Monday, February 20, 2012

Do not use static imports in Groovy/Grails

As per Groovy's documentation, static import is supported and can be used as in java.  However static import usage in Groovy can lead to unpredictable issues. I have been happily using static imports for some time until today when I found very strange issue. Let me demonstrate it with an example of what issue I am talking about.


Suppose we have a DateUtil class as mentioned below with some utility methods for playing with dates.

package com.test.util

class DateUtil{
    
    private static final log = LogFactory.getLog(this)
    
    static Date parse(String format, String strDate){
        Date date = null
        try {
            date = Date.parse(format, strDate)
        } catch (Exception e) {
        }
        date
    }
    
}

For the sake of simplicity to understand the actual problem, I have not added many methods in DateUtil class and have added just one i.e parse, which parses the given date in String format to actual Date object as per supplied format. I have intentionally marked log variable above with red color since the problem I am going to mention is related to this variable.

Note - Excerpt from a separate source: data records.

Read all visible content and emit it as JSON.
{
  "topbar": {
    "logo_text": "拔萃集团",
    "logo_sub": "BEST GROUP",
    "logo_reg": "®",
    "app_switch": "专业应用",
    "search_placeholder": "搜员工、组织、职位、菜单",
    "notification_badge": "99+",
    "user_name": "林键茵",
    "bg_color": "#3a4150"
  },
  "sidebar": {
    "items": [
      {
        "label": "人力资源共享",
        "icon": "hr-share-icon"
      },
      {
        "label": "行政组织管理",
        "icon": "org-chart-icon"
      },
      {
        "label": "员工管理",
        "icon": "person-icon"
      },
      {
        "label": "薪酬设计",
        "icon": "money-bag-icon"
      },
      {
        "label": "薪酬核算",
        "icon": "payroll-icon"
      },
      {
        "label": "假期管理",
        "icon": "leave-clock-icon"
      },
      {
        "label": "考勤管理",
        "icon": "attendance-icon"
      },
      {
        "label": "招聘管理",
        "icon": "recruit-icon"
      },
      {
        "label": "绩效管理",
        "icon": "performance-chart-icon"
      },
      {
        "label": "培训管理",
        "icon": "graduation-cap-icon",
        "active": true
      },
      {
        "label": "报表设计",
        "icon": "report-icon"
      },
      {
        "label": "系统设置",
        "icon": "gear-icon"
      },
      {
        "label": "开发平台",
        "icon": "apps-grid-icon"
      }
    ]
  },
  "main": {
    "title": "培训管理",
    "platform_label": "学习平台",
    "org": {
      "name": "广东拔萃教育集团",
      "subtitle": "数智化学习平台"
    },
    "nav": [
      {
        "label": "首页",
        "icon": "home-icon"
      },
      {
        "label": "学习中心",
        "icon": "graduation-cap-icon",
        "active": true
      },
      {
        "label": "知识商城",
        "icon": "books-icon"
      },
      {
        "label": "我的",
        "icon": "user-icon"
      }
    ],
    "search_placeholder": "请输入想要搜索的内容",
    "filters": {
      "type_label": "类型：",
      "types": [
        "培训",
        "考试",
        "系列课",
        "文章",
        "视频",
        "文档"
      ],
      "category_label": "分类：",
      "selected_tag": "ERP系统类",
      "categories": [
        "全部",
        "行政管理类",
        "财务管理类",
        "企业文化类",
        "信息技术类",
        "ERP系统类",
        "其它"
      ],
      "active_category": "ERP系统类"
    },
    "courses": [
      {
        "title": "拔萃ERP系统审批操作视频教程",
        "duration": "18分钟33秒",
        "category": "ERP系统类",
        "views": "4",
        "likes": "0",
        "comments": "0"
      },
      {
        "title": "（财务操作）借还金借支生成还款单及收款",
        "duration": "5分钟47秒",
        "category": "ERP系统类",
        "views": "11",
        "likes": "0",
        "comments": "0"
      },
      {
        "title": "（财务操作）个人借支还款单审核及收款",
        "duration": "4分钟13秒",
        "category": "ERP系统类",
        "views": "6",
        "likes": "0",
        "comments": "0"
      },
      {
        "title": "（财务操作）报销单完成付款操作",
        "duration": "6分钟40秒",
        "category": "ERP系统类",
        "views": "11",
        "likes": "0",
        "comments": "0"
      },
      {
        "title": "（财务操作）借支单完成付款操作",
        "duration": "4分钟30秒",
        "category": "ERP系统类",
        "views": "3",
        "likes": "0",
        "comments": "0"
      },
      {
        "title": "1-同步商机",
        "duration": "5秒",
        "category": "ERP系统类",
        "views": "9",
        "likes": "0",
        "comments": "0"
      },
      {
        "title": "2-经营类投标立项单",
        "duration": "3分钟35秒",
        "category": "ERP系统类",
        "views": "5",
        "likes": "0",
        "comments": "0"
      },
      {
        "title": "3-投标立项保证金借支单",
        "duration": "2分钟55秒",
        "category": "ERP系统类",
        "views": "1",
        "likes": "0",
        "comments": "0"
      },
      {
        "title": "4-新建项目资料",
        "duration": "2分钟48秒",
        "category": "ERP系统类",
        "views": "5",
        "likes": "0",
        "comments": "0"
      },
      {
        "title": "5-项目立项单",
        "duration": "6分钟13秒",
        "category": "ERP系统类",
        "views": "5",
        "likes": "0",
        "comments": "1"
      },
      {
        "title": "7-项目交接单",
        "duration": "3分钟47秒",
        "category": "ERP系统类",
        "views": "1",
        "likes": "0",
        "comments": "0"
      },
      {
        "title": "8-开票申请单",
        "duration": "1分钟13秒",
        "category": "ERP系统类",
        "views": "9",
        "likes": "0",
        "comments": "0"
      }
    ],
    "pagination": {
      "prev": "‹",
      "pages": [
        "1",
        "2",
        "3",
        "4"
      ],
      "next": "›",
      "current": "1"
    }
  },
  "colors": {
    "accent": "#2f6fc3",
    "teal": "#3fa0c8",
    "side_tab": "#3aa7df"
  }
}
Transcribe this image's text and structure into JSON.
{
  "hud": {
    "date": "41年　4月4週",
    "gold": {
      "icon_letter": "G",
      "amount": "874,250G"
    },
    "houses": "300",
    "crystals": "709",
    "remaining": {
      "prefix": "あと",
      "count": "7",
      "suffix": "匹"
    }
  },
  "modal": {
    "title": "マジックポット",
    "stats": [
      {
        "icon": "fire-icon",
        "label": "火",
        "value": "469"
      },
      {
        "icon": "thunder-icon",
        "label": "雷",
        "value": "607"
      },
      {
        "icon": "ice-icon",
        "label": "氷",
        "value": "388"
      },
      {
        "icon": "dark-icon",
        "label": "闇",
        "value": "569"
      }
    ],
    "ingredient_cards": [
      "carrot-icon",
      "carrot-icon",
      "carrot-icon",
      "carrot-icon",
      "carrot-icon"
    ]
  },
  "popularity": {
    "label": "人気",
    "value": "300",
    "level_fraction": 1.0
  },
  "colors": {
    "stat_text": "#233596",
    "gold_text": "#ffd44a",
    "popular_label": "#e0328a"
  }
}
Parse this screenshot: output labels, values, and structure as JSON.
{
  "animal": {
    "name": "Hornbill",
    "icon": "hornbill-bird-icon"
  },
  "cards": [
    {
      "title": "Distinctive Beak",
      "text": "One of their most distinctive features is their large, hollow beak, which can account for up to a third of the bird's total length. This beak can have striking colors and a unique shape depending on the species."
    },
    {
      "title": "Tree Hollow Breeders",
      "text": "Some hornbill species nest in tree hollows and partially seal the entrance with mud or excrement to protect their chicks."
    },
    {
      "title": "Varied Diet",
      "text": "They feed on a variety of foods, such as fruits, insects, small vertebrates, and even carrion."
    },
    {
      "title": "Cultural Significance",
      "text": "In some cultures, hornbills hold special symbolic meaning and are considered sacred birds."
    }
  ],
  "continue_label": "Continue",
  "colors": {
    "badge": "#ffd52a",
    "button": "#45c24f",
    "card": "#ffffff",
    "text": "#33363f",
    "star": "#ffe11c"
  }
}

Now suppose we have another class UserService as mentioned below

package com.test.service

import static com.test.util.DateUtil.*

class UserService{
    
    def searchUsersCreatedAfter(String strDate){
        log.info("Searching for users created after : ${strDate}")
        Date date = parse("MM/DD/YYYY",strDate)
        Users.findAllByCreatedDateGreaterThan(date)
    }    
    
}


UserService is a Grails Service class and hence will have all the required dependencies auto injected. One of the variables that all service classes in Gails have access to is "log". So as per this understanding we have written a method in UserService "searchUsersCreatedAfter" which finds all users which were created after the supplied date. This method accepts date in String format, and depends on DateUtils parse method to convert date from String to Date object. As can be seen in UserService, we have statically imported DateUtil's static methods and so we no longer need to prefix DateUtil while using it's static methods.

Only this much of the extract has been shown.